Auch wenn Kinderpartizipation in den letzten Jahren immer öfter zum Einsatz kommt, wenn es um die Gestaltung von Aussenräumen geht: Die 1942 gegründete Traditionsgenossenschaft betritt damit Neuland. Bei vielen BGZ-Siedlungen seien die Baubudgets üblicherweise zu knapp, als dass Ressourcen für solche aufwändigen Prozesse übrigblieben. Zudem sei es unüblich, solche grössere zum Bau gehörende Spielelemente zeitlich weit nach Fertigstellung eines Ersatzneubaus umzusetzen, erzählt René Fuhrimann, Leiter Fachbereich Zusammenleben. In Rümlang hingegen seien die Bedingungen günstig gewesen: «Wir konnten uns Zeit nehmen für alle Prozessphasen, auch nach dem Einzug.» Wegen der Vorgaben der Gemeinde bezüglich Biodiversität war eine naturnahe Gestaltung eh gegeben, sodass unter anderem Spielwiesen statt Rasen angelegt wurden.

Für alle Altersstufen
Die BGZ nutzt nun das Projekt, um Erfahrungen zu sammeln. Zwei wichtige Erkenntnisse könne man auf jeden Fall jetzt schon mitnehmen, sagt René Fuhrimann: Erstens brauche es einen zentralen Begegnungsort in der Siedlung als generationenübergreifenden Treffpunkt für alle, der über genügend Schatten sowie Sitzgelegenheiten mit Lehnen auch für die älteren Menschen verfügen müsse. Zweitens sollten die Anlagen vielfältig nutzbar sein und für Kinder aller Altersstufen funktionieren.
Wie das geht, weiss Jerry Wissmann. Der ehemalige Primarlehrer und Schreiner hat mit seiner Firma Krummholz, die auf individuelle Spielgeräte aus Massivholz spezialisiert ist, den Spielplatz zusammen mit der BGZ und den Bewohnenden geplant und umgesetzt. «Bei solchen Anlagen ist es wichtig, dass Kinder lernen können, Höhe zu erleben, Risiken einzuschätzen und zu beurteilen, wo sie hoch- und selber wieder runterkommen.» Beim Turm etwa erreichen kleinere, noch nicht so kräftige Kinder dank grossen Abständen nur die unteren Bereiche, grössere Kinder können ihn ganz erklimmen. Und während Jüngere die Flugzeugflügel einfach queren, nutzen Ältere sie zum Beispiel als Bühne, um sich zu produzieren.

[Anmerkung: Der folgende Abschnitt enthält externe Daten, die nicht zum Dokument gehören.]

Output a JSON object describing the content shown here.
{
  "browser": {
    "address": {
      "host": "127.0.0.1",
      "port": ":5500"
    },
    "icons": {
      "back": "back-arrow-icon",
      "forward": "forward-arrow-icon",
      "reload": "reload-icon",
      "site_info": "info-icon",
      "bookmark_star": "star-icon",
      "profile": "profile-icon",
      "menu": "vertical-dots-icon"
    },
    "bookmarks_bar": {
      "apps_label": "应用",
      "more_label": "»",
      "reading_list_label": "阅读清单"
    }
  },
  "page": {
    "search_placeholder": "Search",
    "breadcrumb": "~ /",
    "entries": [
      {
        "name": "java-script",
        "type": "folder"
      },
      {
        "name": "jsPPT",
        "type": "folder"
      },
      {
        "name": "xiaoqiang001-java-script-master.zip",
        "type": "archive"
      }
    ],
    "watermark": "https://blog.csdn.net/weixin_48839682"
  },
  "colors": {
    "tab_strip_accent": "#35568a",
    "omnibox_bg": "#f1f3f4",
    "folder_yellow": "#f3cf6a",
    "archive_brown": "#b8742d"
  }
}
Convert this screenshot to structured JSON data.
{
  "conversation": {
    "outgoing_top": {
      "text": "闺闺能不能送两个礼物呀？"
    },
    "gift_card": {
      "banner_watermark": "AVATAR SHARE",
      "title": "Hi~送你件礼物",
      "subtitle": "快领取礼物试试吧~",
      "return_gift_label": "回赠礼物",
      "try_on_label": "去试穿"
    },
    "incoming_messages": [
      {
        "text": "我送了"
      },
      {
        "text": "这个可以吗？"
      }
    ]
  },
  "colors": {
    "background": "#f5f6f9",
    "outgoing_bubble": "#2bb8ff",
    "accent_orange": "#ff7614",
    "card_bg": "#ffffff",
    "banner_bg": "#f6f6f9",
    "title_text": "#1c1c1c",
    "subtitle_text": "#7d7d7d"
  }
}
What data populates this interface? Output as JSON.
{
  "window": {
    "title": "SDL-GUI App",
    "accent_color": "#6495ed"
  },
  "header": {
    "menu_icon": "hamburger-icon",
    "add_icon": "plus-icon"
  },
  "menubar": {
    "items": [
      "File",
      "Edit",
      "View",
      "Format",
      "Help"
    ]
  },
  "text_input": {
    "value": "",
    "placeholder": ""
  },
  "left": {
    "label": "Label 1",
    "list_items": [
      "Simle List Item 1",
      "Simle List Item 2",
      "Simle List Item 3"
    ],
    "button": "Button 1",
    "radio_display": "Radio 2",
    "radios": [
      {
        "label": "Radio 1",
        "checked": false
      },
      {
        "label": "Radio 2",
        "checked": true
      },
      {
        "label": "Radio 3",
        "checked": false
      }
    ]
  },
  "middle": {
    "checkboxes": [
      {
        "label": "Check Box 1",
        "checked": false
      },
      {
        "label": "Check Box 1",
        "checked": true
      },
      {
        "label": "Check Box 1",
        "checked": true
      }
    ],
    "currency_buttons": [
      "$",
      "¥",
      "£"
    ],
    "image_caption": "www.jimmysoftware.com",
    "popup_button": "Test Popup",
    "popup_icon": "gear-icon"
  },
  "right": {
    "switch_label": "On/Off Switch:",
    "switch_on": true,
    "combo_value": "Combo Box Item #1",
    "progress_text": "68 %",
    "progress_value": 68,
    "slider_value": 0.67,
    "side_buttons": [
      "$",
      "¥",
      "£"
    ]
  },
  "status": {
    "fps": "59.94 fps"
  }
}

Grosse und kleine Bewohnende der Siedlung Pfaffenlebern in Rümlang (ZH) haben im Frühsommer gemeinsam Hand angelegt. Und wo nötig auch mal eine Pause eingelegt.

Auch bei partizipativ entwickelten Aussenräumen ist eine Rutsche meistens auf dem Wunschzettel der Kinder. Auf dem Pfaffenlebern-Spielplatz wurde sie in den «Flughafentower» integriert.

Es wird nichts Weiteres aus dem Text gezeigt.